Pedro le pasó uno de ellos mientras en su mente se libraba una batalla. Daniel podía tratarse de su mejor amigo, pero ¿por qué narices tenía que perseguir algo que no era asunto suyo?


—Son muy buenos, eh. Pero no te van a servir de nada, hoy estoy buscando con quién desquitarme.


—Probablemente lo conseguirás, como siempre, claro que si yo tuviera tanto tiempo como tú para practicar… —eso le hizo recordar algo—. Por cierto, ¿qué pasó con Gloria?


—¿Con quién? —Daniel parecía tan confundido que Pedro meneó la cabeza.


—Gloria no sé qué más —dijo con énfasis—. No puedes haberte olvidado de aquella pelirroja tan fantástica que te acompañaba a todas partes el año pasado.


—¡Ah, Gloria! Era guapísima, ¿verdad? Creo que está en Hollywood, al menos yo le conseguí un contrato con una de las cadenas. Pero la verdad es que no sé dónde está. Salió de mi vida.


—¿O a lo mejor saliste tú de la suya?


Estaban llegando al punto de salida. Daniel se detuvo y miró a Pedro extrañado.


—¿Adonde quieres llegar exactamente?


—No te molestes, pero lo cierto es que tienes fama de utilizar a las mujeres.


—¿Y bien?


—Paula Chaves es diferente.


—Lo sé.


—No es tu tipo.


—Paula no es el tipo de nadie —dijo.


—Exacto.
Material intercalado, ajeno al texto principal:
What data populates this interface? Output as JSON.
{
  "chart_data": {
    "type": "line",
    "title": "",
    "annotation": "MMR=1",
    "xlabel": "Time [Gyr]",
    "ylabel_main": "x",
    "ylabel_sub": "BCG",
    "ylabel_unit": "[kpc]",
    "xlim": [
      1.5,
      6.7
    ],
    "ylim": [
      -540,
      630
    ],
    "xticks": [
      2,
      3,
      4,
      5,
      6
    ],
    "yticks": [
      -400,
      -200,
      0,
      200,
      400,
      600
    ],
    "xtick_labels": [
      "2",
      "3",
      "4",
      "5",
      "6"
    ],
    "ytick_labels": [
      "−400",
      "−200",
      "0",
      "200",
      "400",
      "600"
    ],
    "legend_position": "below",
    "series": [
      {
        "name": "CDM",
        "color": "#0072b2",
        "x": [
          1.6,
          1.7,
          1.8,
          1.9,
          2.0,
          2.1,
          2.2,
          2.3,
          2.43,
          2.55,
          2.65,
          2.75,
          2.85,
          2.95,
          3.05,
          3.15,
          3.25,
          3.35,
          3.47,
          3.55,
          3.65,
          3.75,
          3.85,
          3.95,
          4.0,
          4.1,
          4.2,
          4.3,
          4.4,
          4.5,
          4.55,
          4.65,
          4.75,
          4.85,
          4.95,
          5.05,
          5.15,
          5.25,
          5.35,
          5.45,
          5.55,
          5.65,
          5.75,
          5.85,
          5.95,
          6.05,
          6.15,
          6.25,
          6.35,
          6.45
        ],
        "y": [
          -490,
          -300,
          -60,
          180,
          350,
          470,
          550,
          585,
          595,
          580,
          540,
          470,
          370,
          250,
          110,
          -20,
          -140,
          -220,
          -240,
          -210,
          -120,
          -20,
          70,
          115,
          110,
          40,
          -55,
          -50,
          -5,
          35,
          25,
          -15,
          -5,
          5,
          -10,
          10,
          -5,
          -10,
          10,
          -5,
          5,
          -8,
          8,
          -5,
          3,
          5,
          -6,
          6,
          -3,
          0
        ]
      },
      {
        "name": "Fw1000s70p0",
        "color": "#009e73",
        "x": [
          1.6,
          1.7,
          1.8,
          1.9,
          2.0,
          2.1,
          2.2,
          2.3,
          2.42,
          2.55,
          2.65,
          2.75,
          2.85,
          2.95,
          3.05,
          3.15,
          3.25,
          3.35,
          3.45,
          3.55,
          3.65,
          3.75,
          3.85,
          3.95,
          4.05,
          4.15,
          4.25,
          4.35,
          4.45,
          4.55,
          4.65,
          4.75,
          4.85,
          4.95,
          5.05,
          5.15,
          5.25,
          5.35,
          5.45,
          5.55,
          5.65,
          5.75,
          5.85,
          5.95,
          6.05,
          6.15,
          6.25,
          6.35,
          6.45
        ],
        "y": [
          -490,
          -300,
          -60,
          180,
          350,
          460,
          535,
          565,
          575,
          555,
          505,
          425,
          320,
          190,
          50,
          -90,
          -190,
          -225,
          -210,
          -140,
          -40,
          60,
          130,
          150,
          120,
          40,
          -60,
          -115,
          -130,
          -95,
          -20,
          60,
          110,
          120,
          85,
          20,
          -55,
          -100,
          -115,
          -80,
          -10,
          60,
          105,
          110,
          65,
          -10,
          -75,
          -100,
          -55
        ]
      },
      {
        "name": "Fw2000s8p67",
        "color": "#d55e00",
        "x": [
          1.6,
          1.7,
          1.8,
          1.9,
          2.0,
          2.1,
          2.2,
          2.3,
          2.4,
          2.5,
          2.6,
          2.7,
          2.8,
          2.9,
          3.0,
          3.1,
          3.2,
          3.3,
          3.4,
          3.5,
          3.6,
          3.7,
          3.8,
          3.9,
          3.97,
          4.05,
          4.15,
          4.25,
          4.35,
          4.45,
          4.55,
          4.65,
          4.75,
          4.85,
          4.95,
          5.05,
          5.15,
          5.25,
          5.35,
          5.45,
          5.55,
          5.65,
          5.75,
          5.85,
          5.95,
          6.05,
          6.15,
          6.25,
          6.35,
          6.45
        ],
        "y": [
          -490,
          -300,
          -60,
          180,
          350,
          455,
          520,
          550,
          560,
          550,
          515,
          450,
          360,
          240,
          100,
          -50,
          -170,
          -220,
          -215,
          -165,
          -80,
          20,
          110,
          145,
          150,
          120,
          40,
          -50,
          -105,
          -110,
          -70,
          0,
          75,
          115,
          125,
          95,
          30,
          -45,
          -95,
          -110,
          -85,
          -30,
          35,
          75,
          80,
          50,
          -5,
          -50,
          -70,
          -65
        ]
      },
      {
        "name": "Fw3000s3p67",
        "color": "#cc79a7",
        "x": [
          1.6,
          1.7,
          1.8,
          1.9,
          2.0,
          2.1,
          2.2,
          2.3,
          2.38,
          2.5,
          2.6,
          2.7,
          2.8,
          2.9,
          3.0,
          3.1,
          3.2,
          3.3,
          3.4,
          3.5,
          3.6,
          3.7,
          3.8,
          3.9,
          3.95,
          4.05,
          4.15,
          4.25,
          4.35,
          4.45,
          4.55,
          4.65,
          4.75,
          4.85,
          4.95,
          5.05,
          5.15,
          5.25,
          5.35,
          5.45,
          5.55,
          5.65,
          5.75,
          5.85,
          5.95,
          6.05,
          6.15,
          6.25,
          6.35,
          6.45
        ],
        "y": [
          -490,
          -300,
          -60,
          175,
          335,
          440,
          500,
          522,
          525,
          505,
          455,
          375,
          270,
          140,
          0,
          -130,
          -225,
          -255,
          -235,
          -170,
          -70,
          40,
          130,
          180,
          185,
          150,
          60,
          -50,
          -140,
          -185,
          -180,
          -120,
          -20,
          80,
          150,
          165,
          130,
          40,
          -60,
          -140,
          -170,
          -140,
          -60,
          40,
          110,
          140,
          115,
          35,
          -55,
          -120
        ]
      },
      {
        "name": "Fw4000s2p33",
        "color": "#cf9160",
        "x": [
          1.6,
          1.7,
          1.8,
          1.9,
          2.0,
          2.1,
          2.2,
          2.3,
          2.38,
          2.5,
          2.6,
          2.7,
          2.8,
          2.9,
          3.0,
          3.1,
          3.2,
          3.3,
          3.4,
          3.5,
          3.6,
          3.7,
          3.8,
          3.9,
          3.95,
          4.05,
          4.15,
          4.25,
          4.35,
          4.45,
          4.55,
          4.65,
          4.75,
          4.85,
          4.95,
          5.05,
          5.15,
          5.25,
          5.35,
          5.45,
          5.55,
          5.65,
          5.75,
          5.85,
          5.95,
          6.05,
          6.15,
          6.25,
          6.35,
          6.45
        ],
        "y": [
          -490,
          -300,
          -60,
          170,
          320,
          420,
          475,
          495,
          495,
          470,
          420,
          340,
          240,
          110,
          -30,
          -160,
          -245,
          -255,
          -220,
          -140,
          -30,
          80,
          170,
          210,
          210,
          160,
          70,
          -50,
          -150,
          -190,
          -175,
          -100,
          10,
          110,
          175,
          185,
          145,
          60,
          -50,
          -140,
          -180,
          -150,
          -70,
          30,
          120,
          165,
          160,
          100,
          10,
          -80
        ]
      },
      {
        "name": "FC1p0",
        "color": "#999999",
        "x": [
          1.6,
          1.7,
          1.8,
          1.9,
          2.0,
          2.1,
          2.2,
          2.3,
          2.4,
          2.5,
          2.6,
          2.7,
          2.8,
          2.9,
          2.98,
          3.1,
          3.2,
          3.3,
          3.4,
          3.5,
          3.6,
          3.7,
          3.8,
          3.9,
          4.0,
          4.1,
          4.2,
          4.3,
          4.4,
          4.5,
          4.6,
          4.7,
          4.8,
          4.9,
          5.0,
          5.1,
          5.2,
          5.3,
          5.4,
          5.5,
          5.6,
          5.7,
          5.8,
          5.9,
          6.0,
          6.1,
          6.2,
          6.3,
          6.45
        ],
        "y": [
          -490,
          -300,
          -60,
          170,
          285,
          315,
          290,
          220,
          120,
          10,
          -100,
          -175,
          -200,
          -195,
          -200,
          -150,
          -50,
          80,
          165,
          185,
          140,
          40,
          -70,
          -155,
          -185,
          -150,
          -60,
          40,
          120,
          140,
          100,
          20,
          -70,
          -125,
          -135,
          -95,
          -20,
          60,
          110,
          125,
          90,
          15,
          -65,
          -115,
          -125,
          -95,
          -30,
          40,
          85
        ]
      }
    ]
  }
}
Ella es una mujer de carne y hueso.


Daniel lo miró sin pestañear. 


—¿Y qué me quieres decir?


—Que no se la puede comprar con un apartamento, una pulsera de diamantes o un contrato de trabajo. Ella no es así.
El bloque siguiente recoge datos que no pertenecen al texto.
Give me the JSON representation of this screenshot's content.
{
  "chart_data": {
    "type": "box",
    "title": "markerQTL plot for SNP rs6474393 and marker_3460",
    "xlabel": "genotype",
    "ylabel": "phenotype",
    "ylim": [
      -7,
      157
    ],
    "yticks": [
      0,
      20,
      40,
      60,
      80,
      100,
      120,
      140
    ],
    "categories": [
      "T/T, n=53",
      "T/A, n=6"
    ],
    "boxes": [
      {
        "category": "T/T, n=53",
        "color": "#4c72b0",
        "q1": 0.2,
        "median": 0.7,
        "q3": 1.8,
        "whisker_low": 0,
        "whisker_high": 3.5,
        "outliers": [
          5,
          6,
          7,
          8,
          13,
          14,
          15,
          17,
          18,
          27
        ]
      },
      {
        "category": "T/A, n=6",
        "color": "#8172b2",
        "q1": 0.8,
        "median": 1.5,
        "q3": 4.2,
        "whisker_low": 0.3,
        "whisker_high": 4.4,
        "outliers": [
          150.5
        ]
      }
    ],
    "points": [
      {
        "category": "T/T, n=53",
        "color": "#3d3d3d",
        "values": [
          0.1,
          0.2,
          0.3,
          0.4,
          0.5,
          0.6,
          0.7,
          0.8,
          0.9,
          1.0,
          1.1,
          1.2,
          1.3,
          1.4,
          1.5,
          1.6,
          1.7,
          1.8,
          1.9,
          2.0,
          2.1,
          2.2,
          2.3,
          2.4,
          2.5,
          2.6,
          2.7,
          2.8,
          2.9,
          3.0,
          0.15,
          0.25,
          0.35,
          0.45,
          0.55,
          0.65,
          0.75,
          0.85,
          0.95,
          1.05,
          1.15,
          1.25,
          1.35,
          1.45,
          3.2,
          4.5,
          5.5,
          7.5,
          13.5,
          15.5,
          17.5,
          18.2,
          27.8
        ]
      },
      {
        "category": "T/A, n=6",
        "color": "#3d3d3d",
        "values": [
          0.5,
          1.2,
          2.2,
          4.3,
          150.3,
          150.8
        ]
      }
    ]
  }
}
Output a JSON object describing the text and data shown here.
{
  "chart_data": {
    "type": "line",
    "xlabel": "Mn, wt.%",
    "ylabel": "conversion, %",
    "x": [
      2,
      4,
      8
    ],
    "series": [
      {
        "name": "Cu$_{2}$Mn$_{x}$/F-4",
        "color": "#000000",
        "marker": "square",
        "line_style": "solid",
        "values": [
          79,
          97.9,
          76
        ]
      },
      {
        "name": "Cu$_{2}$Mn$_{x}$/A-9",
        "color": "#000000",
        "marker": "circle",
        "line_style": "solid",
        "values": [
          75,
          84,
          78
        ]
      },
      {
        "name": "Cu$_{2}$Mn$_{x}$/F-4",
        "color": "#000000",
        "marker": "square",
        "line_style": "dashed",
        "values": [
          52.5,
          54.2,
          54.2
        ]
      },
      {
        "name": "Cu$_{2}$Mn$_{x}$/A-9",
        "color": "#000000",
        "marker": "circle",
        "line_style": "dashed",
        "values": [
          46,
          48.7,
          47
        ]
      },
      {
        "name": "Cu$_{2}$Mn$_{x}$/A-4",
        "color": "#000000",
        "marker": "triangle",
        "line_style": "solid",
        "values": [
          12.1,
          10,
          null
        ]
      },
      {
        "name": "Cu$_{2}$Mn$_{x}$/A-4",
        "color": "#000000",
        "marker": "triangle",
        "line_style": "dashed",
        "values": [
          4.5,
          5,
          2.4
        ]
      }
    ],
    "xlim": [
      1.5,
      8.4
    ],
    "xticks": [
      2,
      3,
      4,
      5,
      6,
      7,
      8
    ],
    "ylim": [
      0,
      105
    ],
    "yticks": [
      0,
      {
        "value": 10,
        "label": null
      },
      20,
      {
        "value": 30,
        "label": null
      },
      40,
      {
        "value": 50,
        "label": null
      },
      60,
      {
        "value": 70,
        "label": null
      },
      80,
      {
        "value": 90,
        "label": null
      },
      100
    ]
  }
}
—Lo sé, además, lo he intentado.


Pedro experimentó un sentimiento de júbilo; su confianza en Paula estaba fundamentada en la realidad. Ella no caería en las redes de Daniel Masón ni la moverían su encanto o sus millones.


—¿Y a qué viene este interrogatorio?


—Me gusta y no quiero que la hagan daño.


—Ya veo. ¿Me estás pidiendo que te cuente mis intenciones?
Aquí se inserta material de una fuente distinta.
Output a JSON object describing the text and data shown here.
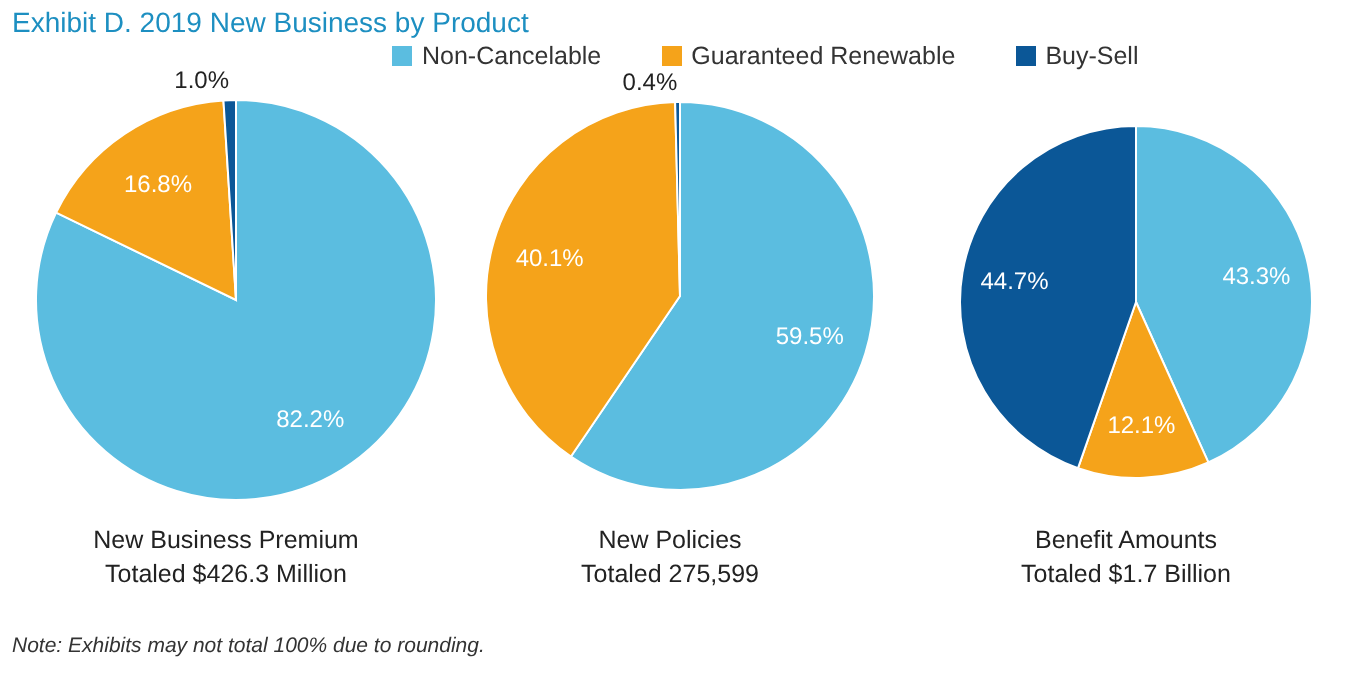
{
  "chart_data": [
    {
      "type": "pie",
      "title": "Exhibit D. 2019 New Business by Product",
      "xlabel": "New Business Premium\nTotaled $426.3 Million",
      "legend": "top",
      "categories": [
        "Non-Cancelable",
        "Guaranteed Renewable",
        "Buy-Sell"
      ],
      "values": [
        82.2,
        16.8,
        1.0
      ],
      "colors": [
        "#5bbde0",
        "#f5a31a",
        "#0b5797"
      ],
      "value_labels": [
        "82.2%",
        "16.8%",
        "1.0%"
      ],
      "annotations": [
        "Note: Exhibits may not total 100% due to rounding."
      ]
    },
    {
      "type": "pie",
      "xlabel": "New Policies\nTotaled 275,599",
      "values": [
        59.5,
        40.1,
        0.4
      ],
      "colors": [
        "#5bbde0",
        "#f5a31a",
        "#0b5797"
      ],
      "value_labels": [
        "59.5%",
        "40.1%",
        "0.4%"
      ]
    },
    {
      "type": "pie",
      "xlabel": "Benefit Amounts\nTotaled $1.7 Billion",
      "values": [
        43.3,
        12.1,
        44.7
      ],
      "colors": [
        "#5bbde0",
        "#f5a31a",
        "#0b5797"
      ],
      "value_labels": [
        "43.3%",
        "12.1%",
        "44.7%"
      ]
    }
  ]
}
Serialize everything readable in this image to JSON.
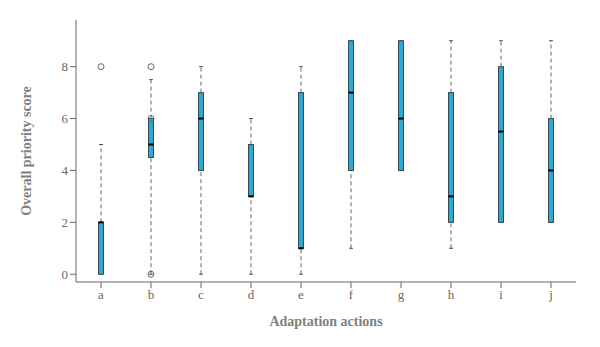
{
  "chart_data": {
    "type": "box",
    "xlabel": "Adaptation actions",
    "ylabel": "Overall priority score",
    "categories": [
      "a",
      "b",
      "c",
      "d",
      "e",
      "f",
      "g",
      "h",
      "i",
      "j"
    ],
    "boxes": [
      {
        "q1": 0,
        "median": 2,
        "q3": 2,
        "whisker_low": 0,
        "whisker_high": 5,
        "outliers": [
          8
        ]
      },
      {
        "q1": 4.5,
        "median": 5,
        "q3": 6,
        "whisker_low": 0,
        "whisker_high": 7.5,
        "outliers": [
          0,
          6,
          8
        ]
      },
      {
        "q1": 4,
        "median": 6,
        "q3": 7,
        "whisker_low": 0,
        "whisker_high": 8,
        "outliers": []
      },
      {
        "q1": 3,
        "median": 3,
        "q3": 5,
        "whisker_low": 0,
        "whisker_high": 6,
        "outliers": []
      },
      {
        "q1": 1,
        "median": 1,
        "q3": 7,
        "whisker_low": 0,
        "whisker_high": 8,
        "outliers": []
      },
      {
        "q1": 4,
        "median": 7,
        "q3": 9,
        "whisker_low": 1,
        "whisker_high": 9,
        "outliers": []
      },
      {
        "q1": 4,
        "median": 6,
        "q3": 9,
        "whisker_low": 4,
        "whisker_high": 9,
        "outliers": []
      },
      {
        "q1": 2,
        "median": 3,
        "q3": 7,
        "whisker_low": 1,
        "whisker_high": 9,
        "outliers": []
      },
      {
        "q1": 2,
        "median": 5.5,
        "q3": 8,
        "whisker_low": 2,
        "whisker_high": 9,
        "outliers": []
      },
      {
        "q1": 2,
        "median": 4,
        "q3": 6,
        "whisker_low": 2,
        "whisker_high": 9,
        "outliers": []
      }
    ],
    "color": "#29ABD4",
    "ylim": [
      -0.3,
      9.8
    ],
    "yticks": [
      0,
      2,
      4,
      6,
      8
    ]
  }
}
Aquello le dejó de una pieza; jamás se había imaginado que Daniel tuviera otra intención que pasar el rato con las mujeres.


—Bueno… supongo que sí.


—Mis intenciones son estrictamente honradas, amigo mío.


Aquello también le sorprendió.


—¿Qué quieres decir?


—Que pretendo casarme con ella. ¿Satisfecho?


—¡No, claro que no lo estoy! Serías un marido terrible.


—No te estoy pidiendo permiso, hombre.


—¿Cómo?


—Tú eres su jefe, ¿recuerdas?, no su padre.


—Sí, pero…


—Además, cualquier padre me vería como uno de los mejores partidos.


Pedro lo miró fijamente. Sí, la mayoría de los padres pensarían eso y supuso que Paula también. «Soy un tonto, un imbécil, un cretino integral… por preocuparme por la inocente y vulnerable de Paula que sabe perfectamente lo que está haciendo.»


En realidad a quien debía proteger era al pobre Daniel, al que claramente había echado el anzuelo. ¡Sí, Paula se había puesto de cebo y había logrado pescar el pez más gordo!


—Venga, hombre, ya nos toca.


—¡Allá voy!


Pedro dio un paso, colocó la pelota y sacó su palo de golf. El golpe envió la pelota lejos, al final de la calle.


—¡Maldita sea! —dijo Daniel—. ¡Tú eres el que parece que vas pidiendo guerra!